The government-appointed Savings Working Group recommended this year that government look at indexing tax on term deposits to cater for inflation in order to make deposits more attractive to savers. The government is set to make announcements on savings incentives in its May 19 Budget, but has already flagged cuts to KiwiSaver incentives.
'Govt to pay back half of student loans'
Meanwhile, Peters also suggested government pay back half the balance of student loans, which would keep young Kiwis in New Zealand and mean their taxes would cover the cost of the policy.
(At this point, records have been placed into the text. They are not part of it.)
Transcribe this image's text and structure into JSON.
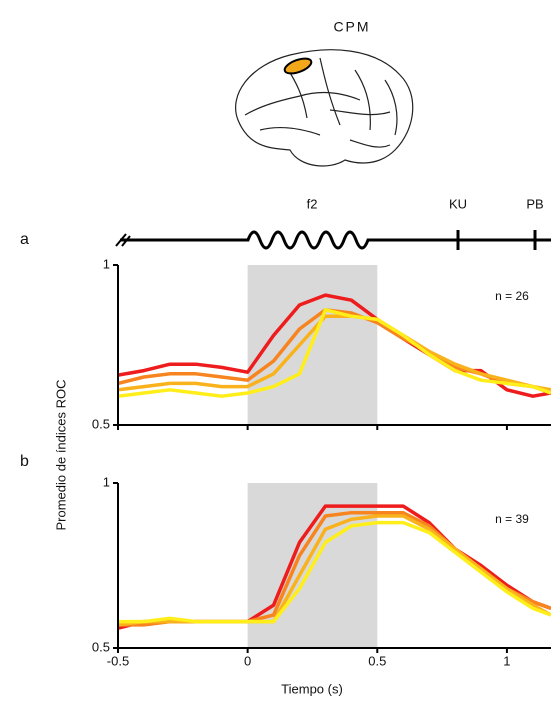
{
  "figure": {
    "area_label": "CPM",
    "timeline_labels": [
      "f2",
      "KU",
      "PB"
    ],
    "ylabel": "Promedio de índices ROC",
    "xlabel": "Tiempo (s)"
  },
  "chart_data": [
    {
      "type": "line",
      "panel_label": "a",
      "annotation": "n = 26",
      "x": [
        -0.5,
        -0.4,
        -0.3,
        -0.2,
        -0.1,
        0,
        0.1,
        0.2,
        0.3,
        0.4,
        0.5,
        0.6,
        0.7,
        0.8,
        0.9,
        1.0,
        1.1,
        1.17
      ],
      "xlim": [
        -0.5,
        1.17
      ],
      "xticks": [
        -0.5,
        0,
        0.5,
        1
      ],
      "ylim": [
        0.5,
        1
      ],
      "yticks": [
        0.5,
        1
      ],
      "highlight": [
        0,
        0.5
      ],
      "series": [
        {
          "color": "#ee1c1c",
          "values": [
            0.656,
            0.67,
            0.69,
            0.69,
            0.68,
            0.665,
            0.78,
            0.875,
            0.906,
            0.89,
            0.83,
            0.77,
            0.72,
            0.67,
            0.67,
            0.61,
            0.59,
            0.6
          ]
        },
        {
          "color": "#f7841e",
          "values": [
            0.63,
            0.65,
            0.66,
            0.66,
            0.65,
            0.64,
            0.7,
            0.8,
            0.86,
            0.85,
            0.82,
            0.77,
            0.73,
            0.68,
            0.66,
            0.63,
            0.62,
            0.6
          ]
        },
        {
          "color": "#f9b21c",
          "values": [
            0.61,
            0.62,
            0.63,
            0.63,
            0.62,
            0.62,
            0.66,
            0.75,
            0.84,
            0.84,
            0.83,
            0.78,
            0.73,
            0.69,
            0.66,
            0.64,
            0.62,
            0.61
          ]
        },
        {
          "color": "#ffee1a",
          "values": [
            0.59,
            0.6,
            0.61,
            0.6,
            0.59,
            0.6,
            0.62,
            0.66,
            0.86,
            0.84,
            0.83,
            0.78,
            0.72,
            0.67,
            0.64,
            0.63,
            0.62,
            0.6
          ]
        }
      ]
    },
    {
      "type": "line",
      "panel_label": "b",
      "annotation": "n = 39",
      "x": [
        -0.5,
        -0.4,
        -0.3,
        -0.2,
        -0.1,
        0,
        0.1,
        0.2,
        0.3,
        0.4,
        0.5,
        0.6,
        0.7,
        0.8,
        0.9,
        1.0,
        1.1,
        1.17
      ],
      "xlim": [
        -0.5,
        1.17
      ],
      "xticks": [
        -0.5,
        0,
        0.5,
        1
      ],
      "ylim": [
        0.5,
        1
      ],
      "yticks": [
        0.5,
        1
      ],
      "highlight": [
        0,
        0.5
      ],
      "series": [
        {
          "color": "#ee1c1c",
          "values": [
            0.56,
            0.58,
            0.58,
            0.58,
            0.58,
            0.58,
            0.63,
            0.82,
            0.93,
            0.93,
            0.93,
            0.93,
            0.88,
            0.8,
            0.75,
            0.69,
            0.64,
            0.62
          ]
        },
        {
          "color": "#f7841e",
          "values": [
            0.57,
            0.57,
            0.58,
            0.58,
            0.58,
            0.58,
            0.6,
            0.78,
            0.9,
            0.91,
            0.91,
            0.91,
            0.87,
            0.8,
            0.74,
            0.68,
            0.64,
            0.62
          ]
        },
        {
          "color": "#f9b21c",
          "values": [
            0.57,
            0.58,
            0.58,
            0.58,
            0.58,
            0.58,
            0.58,
            0.72,
            0.86,
            0.89,
            0.9,
            0.9,
            0.86,
            0.8,
            0.74,
            0.68,
            0.63,
            0.6
          ]
        },
        {
          "color": "#ffee1a",
          "values": [
            0.58,
            0.58,
            0.59,
            0.58,
            0.58,
            0.58,
            0.58,
            0.68,
            0.82,
            0.87,
            0.88,
            0.88,
            0.85,
            0.79,
            0.73,
            0.67,
            0.62,
            0.6
          ]
        }
      ]
    }
  ]
}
"Student debt has to be sorted out. We will face up to it before it inflicts more damage on yet another generation of young New Zealanders," Peters said.
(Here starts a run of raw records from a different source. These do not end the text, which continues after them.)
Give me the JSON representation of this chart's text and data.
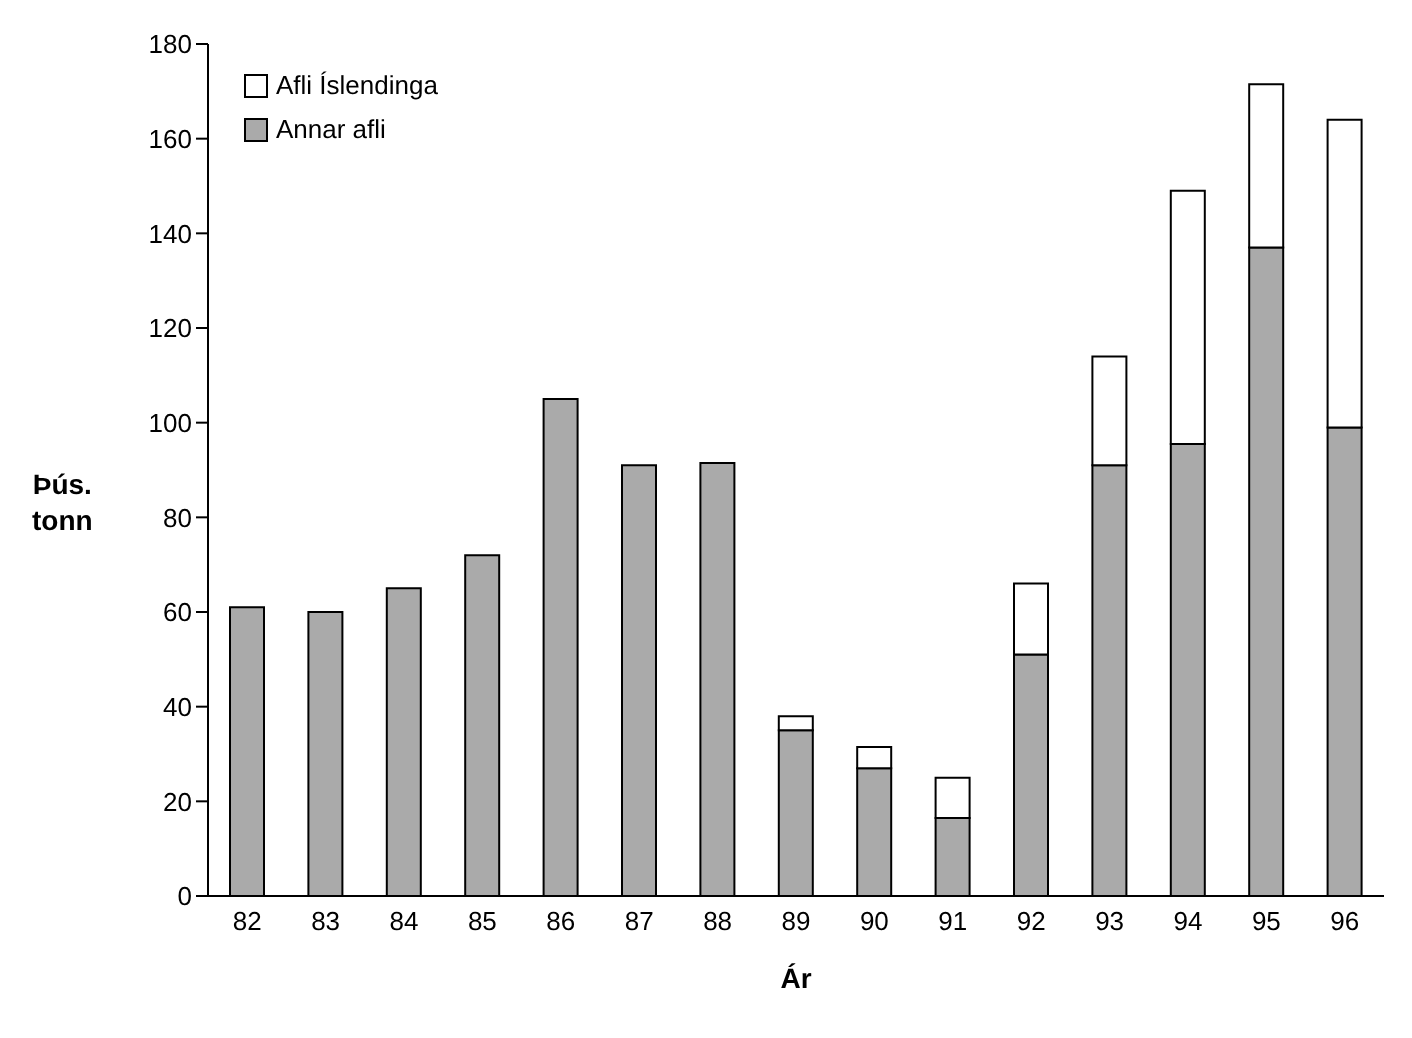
{
  "chart_data": {
    "type": "bar",
    "stacked": true,
    "xlabel": "Ár",
    "ylabel": "Þús.\ntonn",
    "categories": [
      "82",
      "83",
      "84",
      "85",
      "86",
      "87",
      "88",
      "89",
      "90",
      "91",
      "92",
      "93",
      "94",
      "95",
      "96"
    ],
    "series": [
      {
        "name": "Annar afli",
        "color": "#aaaaaa",
        "values": [
          61,
          60,
          65,
          72,
          105,
          91,
          91.5,
          35,
          27,
          16.5,
          51,
          91,
          95.5,
          137,
          99
        ]
      },
      {
        "name": "Afli Íslendinga",
        "color": "#ffffff",
        "values": [
          null,
          null,
          null,
          null,
          null,
          null,
          null,
          3,
          4.5,
          8.5,
          15,
          23,
          53.5,
          34.5,
          65
        ]
      }
    ],
    "ylim": [
      0,
      180
    ],
    "yticks": [
      0,
      20,
      40,
      60,
      80,
      100,
      120,
      140,
      160,
      180
    ],
    "grid": false,
    "legend": "top left"
  }
}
"The piling up of student debt into the billions has got to end. NZ First will cut this Gordian Knot. We will introduce a scheme where government will make a matching dollar for dollar payment on student debt," he said.
"So, if a student living in New Zealand has a student loan of say NZ$30,000 – (a not unlikely sum) and paid back NZ$15,000, government would match that sum to extinguish the debt."
A matching contribution scheme would effectively halve student debt and remove a big incentive for young Kiwis to go overseas," Peters said.
"It would provide a fair and practical way of ending the dispersal of a generation of young Kiwis who are effectively economic exiles because of student debt. If they return and go into the workplace, their taxes will soon cover the government's contribution," he said.
'Buy back NZ assets'
Peters also recommended the creation of a NZ$500 million goverment fund to buy back strategic assets currently foreign-owned.
"This agency will have a specific mandate to promote New Zealand ownership – and would develop a comprehensive long term plan to buy back strategic assets," Peters said.
"This agency would be able to counter the Sovereign Investment Funds now prowling the globe on behalf of countries such as Singapore, Dubai and China. It is absolute folly for New Zealand to have a ratio of savings funds three to one offshore whist Australia has the reverse - three to one of its funds invested in Australia," he said.
Peters also reiterated his policy that free hold land could only be sold to New Zealand citizens, and currently foreign-owned land could only be bought by New Zealanders.
How to pay for it all?...'Govt debt is ok'...
While not outlining specific ways of funding the policies he announced - Peters said increased tax payments from former students staying in the county could cover the student loan write-off, and that the cancellation of NZ$12 billion for roads of national significance could cover increased investment in public transport - Peters did say New Zealand's public debt was not as bad as made out to be.
"New Zealand does not have a problem with public debt. Our public or state debt is manageable," Peters said.
"The private debt is a problem and that has been caused by the overseas owned banks going on a lending spree in order to make more profits. All the while cheered on by self interested groups in New Zealand. The government does not carry the debts of these banks. It's carried by the people and businesses with big loans," he said.
"So when [Prime Minister] Mr Key and [Finance Minister] Mr English keep talking about the country's staggering debt problem and the costs of servicing it – take it with a grain of salt. It's just an excuse for them to sell more of your state owned assets such as your power stations."